You aren't unique in this. Everyone does things beyond grocery shopping. I don't see suggestions that you should take to the dentist, the hardware store, the cinema all on a bike. It's all been about something we all do: groceries. If you took the bike to pick up the milk, your car doesn't get sold out from under you while you're away. If you like pens and use a pencil to sketch something, it doesn't mean you can never use pens again.
Going on about all the other things a car benefits you for is irrelevant when the conversation being had was about one specific circumstance. Now I'm not sure what to think about your statement on going for groceries two or three times a week would cost you an extra hour. If you live so close to the shop, that surely wouldn't be the case. Maybe ten or fifteen minutes I'd figure, unless you're spending quite some time in the store? I'm in and out in ten minutes going a couple times a week because I'm not filling the pantry in one go.

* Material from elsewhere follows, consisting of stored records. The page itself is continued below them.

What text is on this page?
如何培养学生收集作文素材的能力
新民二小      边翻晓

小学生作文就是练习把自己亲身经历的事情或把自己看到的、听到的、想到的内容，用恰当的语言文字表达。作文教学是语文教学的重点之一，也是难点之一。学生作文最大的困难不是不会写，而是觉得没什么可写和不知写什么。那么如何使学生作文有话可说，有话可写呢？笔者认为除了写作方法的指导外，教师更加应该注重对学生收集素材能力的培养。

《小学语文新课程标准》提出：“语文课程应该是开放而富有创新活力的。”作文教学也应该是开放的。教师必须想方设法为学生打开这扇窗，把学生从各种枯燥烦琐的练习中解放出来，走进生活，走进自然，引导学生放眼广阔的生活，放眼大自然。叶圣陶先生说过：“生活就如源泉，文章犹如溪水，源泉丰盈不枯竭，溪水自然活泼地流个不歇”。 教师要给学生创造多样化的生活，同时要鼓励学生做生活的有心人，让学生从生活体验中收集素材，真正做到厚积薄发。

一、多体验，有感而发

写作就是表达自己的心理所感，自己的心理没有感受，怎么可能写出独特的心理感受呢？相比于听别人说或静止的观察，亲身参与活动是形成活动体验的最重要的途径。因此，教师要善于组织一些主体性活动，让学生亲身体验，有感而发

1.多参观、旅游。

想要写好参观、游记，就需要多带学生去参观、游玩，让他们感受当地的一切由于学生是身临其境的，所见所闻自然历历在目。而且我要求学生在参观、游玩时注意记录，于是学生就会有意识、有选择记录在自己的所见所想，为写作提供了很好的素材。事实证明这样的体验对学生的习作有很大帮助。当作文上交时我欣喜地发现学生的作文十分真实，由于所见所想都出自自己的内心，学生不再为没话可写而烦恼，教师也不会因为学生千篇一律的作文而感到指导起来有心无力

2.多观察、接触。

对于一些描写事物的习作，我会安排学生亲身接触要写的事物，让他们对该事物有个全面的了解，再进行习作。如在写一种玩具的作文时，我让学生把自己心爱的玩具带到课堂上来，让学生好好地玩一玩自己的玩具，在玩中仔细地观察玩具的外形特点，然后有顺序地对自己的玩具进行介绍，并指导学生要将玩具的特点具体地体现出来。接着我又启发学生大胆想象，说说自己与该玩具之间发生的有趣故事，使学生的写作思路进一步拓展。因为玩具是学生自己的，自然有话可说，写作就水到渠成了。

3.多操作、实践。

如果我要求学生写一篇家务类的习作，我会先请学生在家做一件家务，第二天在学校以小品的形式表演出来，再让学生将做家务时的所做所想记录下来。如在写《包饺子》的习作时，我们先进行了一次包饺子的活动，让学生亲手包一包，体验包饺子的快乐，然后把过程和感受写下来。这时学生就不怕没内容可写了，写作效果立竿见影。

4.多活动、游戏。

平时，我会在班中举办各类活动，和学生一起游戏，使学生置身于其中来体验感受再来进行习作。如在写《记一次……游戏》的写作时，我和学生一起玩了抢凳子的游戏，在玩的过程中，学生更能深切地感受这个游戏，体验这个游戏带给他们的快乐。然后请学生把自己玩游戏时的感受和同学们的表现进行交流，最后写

At multiple points in this thread, suggestions have been flatly rejected for reasons of false 'impossibility' and other responsibilities procluding car alternatives. None of what's been suggested has been meant to have you sell your car and solely go with a bike. Replacing one or two trips a week on a bike is fine and reasonable, and very possible for anyone living within a short distance of something as common as a grocery store.
Now I will take a note from @Mavvik@lemmy.ca and bid you adieu. But if nothing else, consider you may be best served in hiring a delivery service in lieu of shopping yourself. Or perhaps toss the car in the river and get a real grocery-getter.
And worse for your health.
You don't know me. I spend an hour each day walking my dog, I get plenty of exercise.